Just under an hour’s drive away from the chaos and crowds of India’s most popular tourist attraction, the Taj Mahal in Agra, is a green oasis of calm – the Sur Sarovar Bird Sanctuary – home to a rich variety of flora and fauna. At the heart of the sanctuary is Keetham Lake, whose vast shimmering blue waters hide a startling array of fish, turtles, reptiles and aquatic fauna, while also supporting the sanctuary’s ecosystem, in particular the resident and migratory birds that attract visitors and birdwatchers from around the world. The Wildlife SOS Agra Bear Rescue Facility, which currently houses 210 rescued and rehabilitated sloth bears, is also situated close to this biologically diverse wetland ecosystem.
Last week, the tranquil blue waters of Keetham were ravaged by orange flames and dense grey smoke as a devastating forest fire, caused by a spark of the high-tension wires that pass through the sanctuary, to provide electricity to the neighbouring villages, rampaged through the peaceful haven, devouring anything in its path.
The fire took five hours to get under control, and the forest department is currently accessing the extent of the damage caused by the blaze and number of animals that were affected by it but the trail of destruction it left in its wake was plain to see. Among the scores of plants and animals that lost their lives in the fire, the local Forest Department also recovered the charred body of a python, nearly ten feet long.

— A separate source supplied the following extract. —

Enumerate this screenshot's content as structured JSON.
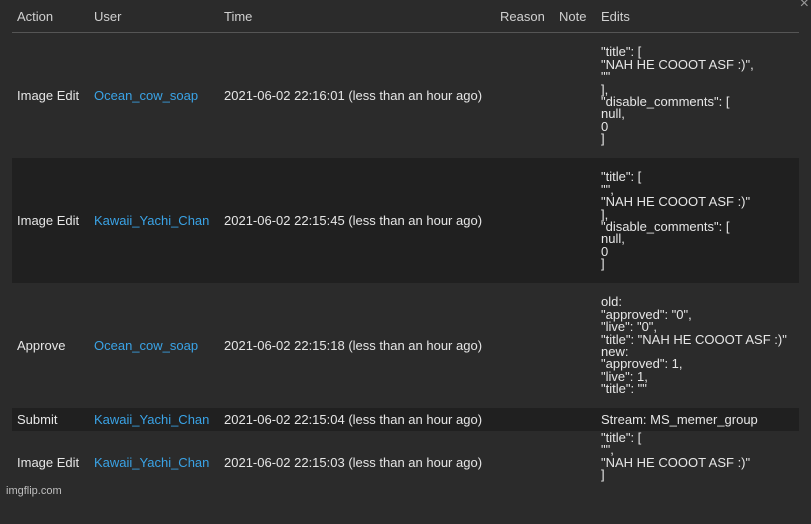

Even days later, victims of the massacre continue to be discovered, the most recent and heart breaking of them all being the joint discovery of two orphaned babies – a hog deer fawn and a wild boar piglet. Most likely orphaned by the fire, the babies were left defenceless, with no herd or mother to protect them or feed them- and were understandably starving, dehydrated and terrified. In addition, the piglet had sustained an injury on its forelimb and with some bleeding on its hoof, likely while struggling to escape the disaster that claimed its mother.
Dr. Ilayaraja S. is the senior veterinarian at the Agra Bear Rescue Facility, which luckily remained untouched by the destructive flames that night. The Wildlife SOS vet was on duty when the Wildlife SOS rescue team brought in the trembling, tiny orphans, and he began treatment immediately.
“In addition to their weakened state, and the hoof injury, the boar piglet’s eyes were badly affected, possibly due to the smoke or a resultant infection and the resultant discharge has made it difficult for it to opens its eyes.” He tells us.
We at Wildlife SOS count ourselves immensely lucky that our wonderful rescued animals and the dedicated staff that cares for them were spared that night, but it breaks our hearts to know that so many lives were lost or adversely affected by the fire. As always, our doors are open to any animal that needs our help, and will be caring for and nurturing back to health any animal suffering in the aftermath of the disaster that is brought to us.